Ryleigh requires a lot of special attention. It took time to learn how to feed her and just now Mandy and her husband are getting to the point where they are comfortable letting Ryleigh sleep by herself at night.”
But some nights are more difficult than others.
In a recent Facebook post, Mandy wrote:
“I couldnt get Ryleigh to sleep for the life of me tonight, so I put her in her crib which we have elevated for her reflux and that still didnt make her happy. I flipped her on her stomach and she went right to sleep. Nights like this are the hardest on my anxiety because it’s drilled into your head not to let your baby sleep on their stomach but for Ryleigh, (especially if she’s extra tired) she doesnt have to fight to have the extra tongue control to protect her airway.”
Learn more about Ryleigh’s Quest on Facebook.
Saturday’s fundraiser at Victory Lanes is from 4-6 p.m. The bowling alley owners are allowing Mandy’s family to keep part of the proceeds from everyone who cames in to bowl that day. They also are allowing local crafters to set up booths in the bowling alley and the proceeds from that also will go to the family to help pay off bills and will assist with living expenses.
“There is going to be a silent auction,” Mandy said. “We’re still looking for more items for the auction, so if anyone wants to donate, they can call me.”
Mandy’s phone number is 740-361-2882. You can call her or her friend AnnaMarie at 740-751-1870.
Through an online support group, Ryleigh has a Pierre Robin sister named Paisley.
“She’s from Montana and was born five days after Ryleigh was born,” Mandy said. “Her mother and I chat and share information. It would be nice if Ryleigh and Paisley could actually get together one day.”
Despite her age, Ryleigh has had one surgery already, with a second one scheduled July 28.

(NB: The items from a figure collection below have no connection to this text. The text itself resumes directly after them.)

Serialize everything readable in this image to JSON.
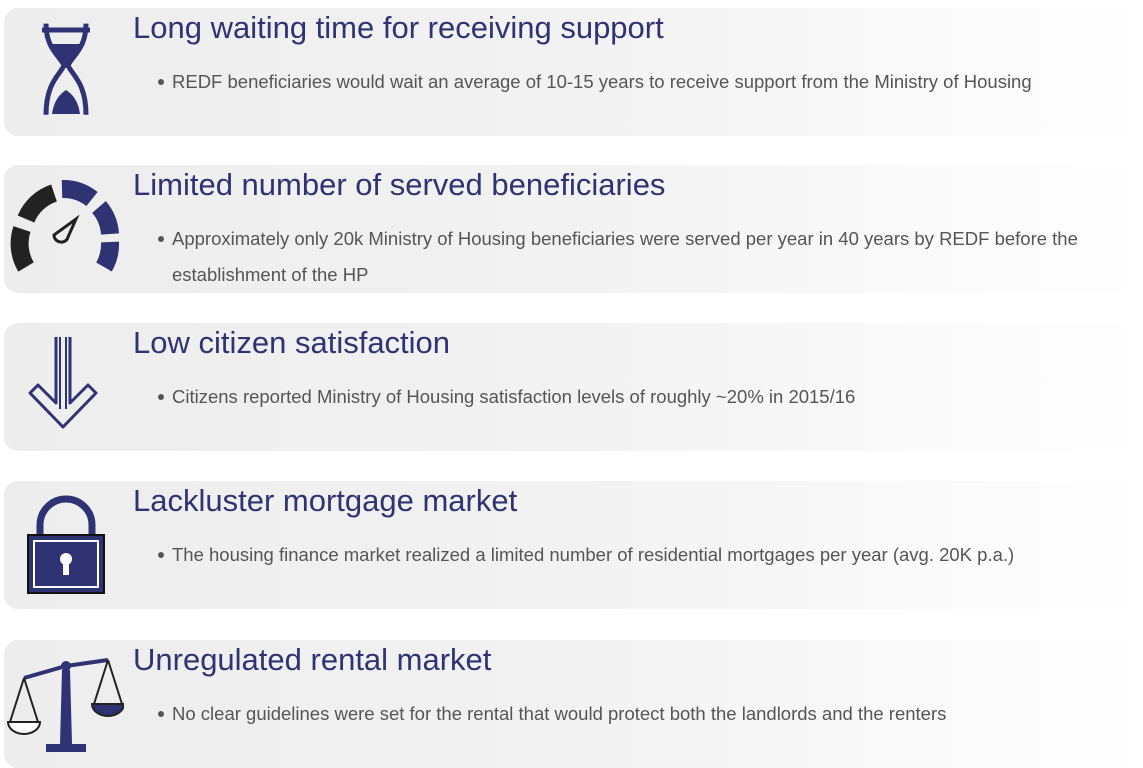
{
  "items": [
    {
      "title": "Long waiting time for receiving support",
      "bullet": "REDF beneficiaries would wait an average of 10-15 years to receive support from the Ministry of Housing"
    },
    {
      "title": "Limited number of served beneficiaries",
      "bullet": "Approximately only 20k Ministry of Housing beneficiaries were served per year in 40 years by REDF before the establishment of the HP"
    },
    {
      "title": "Low citizen satisfaction",
      "bullet": "Citizens reported Ministry of Housing satisfaction levels of roughly ~20%  in 2015/16"
    },
    {
      "title": "Lackluster mortgage market",
      "bullet": "The housing finance market realized a limited number of residential mortgages per year (avg. 20K p.a.)"
    },
    {
      "title": "Unregulated rental market",
      "bullet": "No clear guidelines were set for the rental that would protect both the landlords and the renters"
    }
  ]
}
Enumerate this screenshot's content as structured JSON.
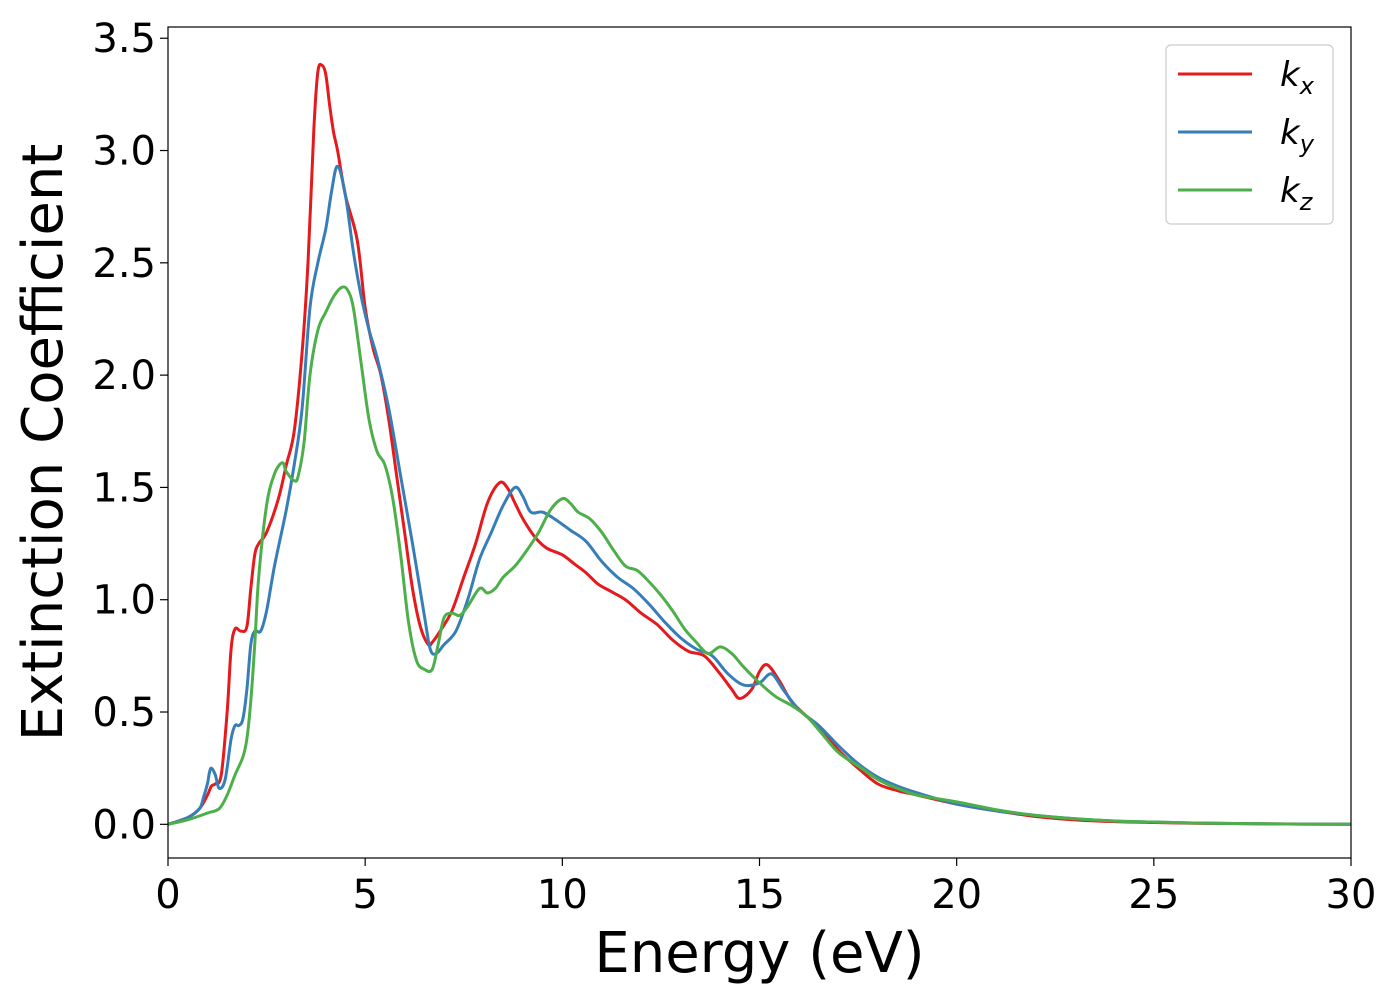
{
  "chart_data": {
    "type": "line",
    "title": "",
    "xlabel": "Energy (eV)",
    "ylabel": "Extinction Coefficient",
    "xlim": [
      0,
      30
    ],
    "ylim": [
      -0.15,
      3.55
    ],
    "xticks": [
      0,
      5,
      10,
      15,
      20,
      25,
      30
    ],
    "yticks": [
      0.0,
      0.5,
      1.0,
      1.5,
      2.0,
      2.5,
      3.0,
      3.5
    ],
    "grid": false,
    "legend_position": "top-right",
    "series": [
      {
        "name": "k_x",
        "legend_main": "k",
        "legend_sub": "x",
        "color": "#e41a1c",
        "x": [
          0,
          0.5,
          0.8,
          1.0,
          1.1,
          1.2,
          1.35,
          1.5,
          1.6,
          1.7,
          1.85,
          2.0,
          2.1,
          2.2,
          2.3,
          2.5,
          2.8,
          3.0,
          3.2,
          3.4,
          3.55,
          3.7,
          3.8,
          3.9,
          4.0,
          4.1,
          4.2,
          4.3,
          4.5,
          4.8,
          5.0,
          5.2,
          5.4,
          5.6,
          5.8,
          6.0,
          6.2,
          6.4,
          6.6,
          6.7,
          6.9,
          7.2,
          7.5,
          7.8,
          8.1,
          8.4,
          8.6,
          8.8,
          9.0,
          9.3,
          9.6,
          10.0,
          10.3,
          10.6,
          10.9,
          11.2,
          11.6,
          12.0,
          12.4,
          12.8,
          13.2,
          13.6,
          14.0,
          14.3,
          14.5,
          14.8,
          15.0,
          15.2,
          15.5,
          15.8,
          16.2,
          16.6,
          17.0,
          17.5,
          18.0,
          18.5,
          19.0,
          20.0,
          21.0,
          22.0,
          23.0,
          24.0,
          25.0,
          26.0,
          28.0,
          30.0
        ],
        "y": [
          0.0,
          0.03,
          0.07,
          0.13,
          0.17,
          0.18,
          0.22,
          0.5,
          0.78,
          0.87,
          0.86,
          0.88,
          1.05,
          1.2,
          1.25,
          1.3,
          1.45,
          1.6,
          1.75,
          2.1,
          2.5,
          3.1,
          3.35,
          3.38,
          3.34,
          3.2,
          3.08,
          3.0,
          2.8,
          2.6,
          2.3,
          2.12,
          2.0,
          1.8,
          1.55,
          1.3,
          1.05,
          0.88,
          0.8,
          0.81,
          0.86,
          0.95,
          1.1,
          1.25,
          1.43,
          1.52,
          1.5,
          1.43,
          1.36,
          1.28,
          1.23,
          1.2,
          1.16,
          1.12,
          1.07,
          1.04,
          1.0,
          0.94,
          0.89,
          0.82,
          0.77,
          0.75,
          0.67,
          0.6,
          0.56,
          0.6,
          0.68,
          0.71,
          0.64,
          0.55,
          0.48,
          0.42,
          0.33,
          0.25,
          0.18,
          0.15,
          0.13,
          0.09,
          0.06,
          0.035,
          0.02,
          0.012,
          0.008,
          0.005,
          0.002,
          0.0
        ]
      },
      {
        "name": "k_y",
        "legend_main": "k",
        "legend_sub": "y",
        "color": "#377eb8",
        "x": [
          0,
          0.5,
          0.8,
          0.9,
          1.0,
          1.05,
          1.1,
          1.2,
          1.3,
          1.45,
          1.6,
          1.7,
          1.8,
          1.9,
          2.0,
          2.1,
          2.2,
          2.35,
          2.5,
          2.7,
          3.0,
          3.2,
          3.4,
          3.6,
          3.8,
          4.0,
          4.15,
          4.3,
          4.5,
          4.7,
          4.9,
          5.1,
          5.3,
          5.6,
          5.9,
          6.2,
          6.5,
          6.65,
          6.8,
          7.0,
          7.3,
          7.6,
          7.9,
          8.2,
          8.5,
          8.8,
          9.0,
          9.2,
          9.5,
          9.8,
          10.2,
          10.6,
          11.0,
          11.4,
          11.8,
          12.2,
          12.6,
          13.0,
          13.4,
          13.8,
          14.2,
          14.6,
          15.0,
          15.3,
          15.6,
          16.0,
          16.5,
          17.0,
          17.5,
          18.0,
          18.5,
          19.0,
          20.0,
          21.0,
          22.0,
          23.0,
          24.0,
          25.0,
          26.0,
          28.0,
          30.0
        ],
        "y": [
          0.0,
          0.03,
          0.07,
          0.12,
          0.18,
          0.23,
          0.25,
          0.22,
          0.16,
          0.2,
          0.38,
          0.44,
          0.44,
          0.47,
          0.6,
          0.8,
          0.86,
          0.86,
          0.95,
          1.15,
          1.4,
          1.6,
          1.85,
          2.3,
          2.5,
          2.65,
          2.82,
          2.93,
          2.8,
          2.55,
          2.35,
          2.2,
          2.08,
          1.85,
          1.55,
          1.25,
          0.93,
          0.78,
          0.76,
          0.8,
          0.86,
          1.0,
          1.18,
          1.3,
          1.42,
          1.5,
          1.46,
          1.39,
          1.39,
          1.36,
          1.31,
          1.26,
          1.17,
          1.1,
          1.05,
          0.98,
          0.9,
          0.83,
          0.78,
          0.75,
          0.67,
          0.62,
          0.63,
          0.67,
          0.6,
          0.51,
          0.44,
          0.35,
          0.27,
          0.21,
          0.17,
          0.14,
          0.09,
          0.06,
          0.04,
          0.025,
          0.015,
          0.01,
          0.006,
          0.002,
          0.0
        ]
      },
      {
        "name": "k_z",
        "legend_main": "k",
        "legend_sub": "z",
        "color": "#4daf4a",
        "x": [
          0,
          0.5,
          1.0,
          1.3,
          1.5,
          1.7,
          1.9,
          2.0,
          2.1,
          2.2,
          2.3,
          2.5,
          2.7,
          2.9,
          3.0,
          3.2,
          3.3,
          3.45,
          3.6,
          3.8,
          4.0,
          4.2,
          4.4,
          4.55,
          4.7,
          4.9,
          5.1,
          5.3,
          5.5,
          5.7,
          5.9,
          6.1,
          6.3,
          6.5,
          6.7,
          6.85,
          7.0,
          7.2,
          7.4,
          7.6,
          7.9,
          8.1,
          8.3,
          8.5,
          8.8,
          9.1,
          9.4,
          9.7,
          10.0,
          10.2,
          10.4,
          10.7,
          11.0,
          11.3,
          11.6,
          11.9,
          12.2,
          12.5,
          12.8,
          13.1,
          13.4,
          13.7,
          14.0,
          14.3,
          14.6,
          15.0,
          15.4,
          15.8,
          16.2,
          16.6,
          17.0,
          17.5,
          18.0,
          18.5,
          19.0,
          20.0,
          21.0,
          22.0,
          23.0,
          24.0,
          25.0,
          26.0,
          28.0,
          30.0
        ],
        "y": [
          0.0,
          0.02,
          0.05,
          0.07,
          0.13,
          0.22,
          0.3,
          0.38,
          0.55,
          0.8,
          1.1,
          1.42,
          1.56,
          1.61,
          1.57,
          1.53,
          1.55,
          1.7,
          2.0,
          2.2,
          2.28,
          2.35,
          2.39,
          2.38,
          2.3,
          2.05,
          1.8,
          1.66,
          1.6,
          1.45,
          1.2,
          0.9,
          0.73,
          0.69,
          0.69,
          0.8,
          0.92,
          0.94,
          0.93,
          0.97,
          1.05,
          1.03,
          1.05,
          1.1,
          1.15,
          1.22,
          1.3,
          1.4,
          1.45,
          1.43,
          1.39,
          1.36,
          1.3,
          1.22,
          1.15,
          1.13,
          1.08,
          1.02,
          0.95,
          0.87,
          0.81,
          0.76,
          0.79,
          0.76,
          0.7,
          0.63,
          0.57,
          0.53,
          0.48,
          0.4,
          0.32,
          0.26,
          0.2,
          0.16,
          0.13,
          0.1,
          0.065,
          0.04,
          0.025,
          0.015,
          0.01,
          0.006,
          0.002,
          0.0
        ]
      }
    ]
  }
}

“She’s already had her first surgery,” Mandy explained. “To make her jaw grow, they had to break her jaw and they put in a couple screws. We had to adjust and turn the screws, which forced the jaw to get a little bigger.”
“She is better since the surgery, but she still has some issues with breathing that we have to watch for,” Mandy said.
The family still uses a pulse oximeter for a while to make sure Ryleigh is getting enough oxygen, “but we’re getting to the point now where she can spend the night on her own.”
Ryleigh was born in Marion, but is now being cared for by doctors at Akron Children’s Hospital.
Due to the amount of time she spent in the hospital, Ryleigh’s dad missed a lot of time at work.
“The people at the Ronald McDonald House in Akron have been wonderful,” Mandy said. “Still, life goes on. Bills add up. There are normal expenses and we’re in the process of moving to Galion.”
It’s not been easy on Ryleigh or her family.
While in the hospital, Ryleigh actually developed a drug addiction, which required a lot of monitoring as Ryleigh dealt with withdrawal symptoms.
“That was hard,” Mandy said.
Mandy has a son, Bentley, who is 3½ years old. Mom and the kids are undergoing genetic testing to see if they are carriers of the syndrome or this was just a fluke sort of occurrence.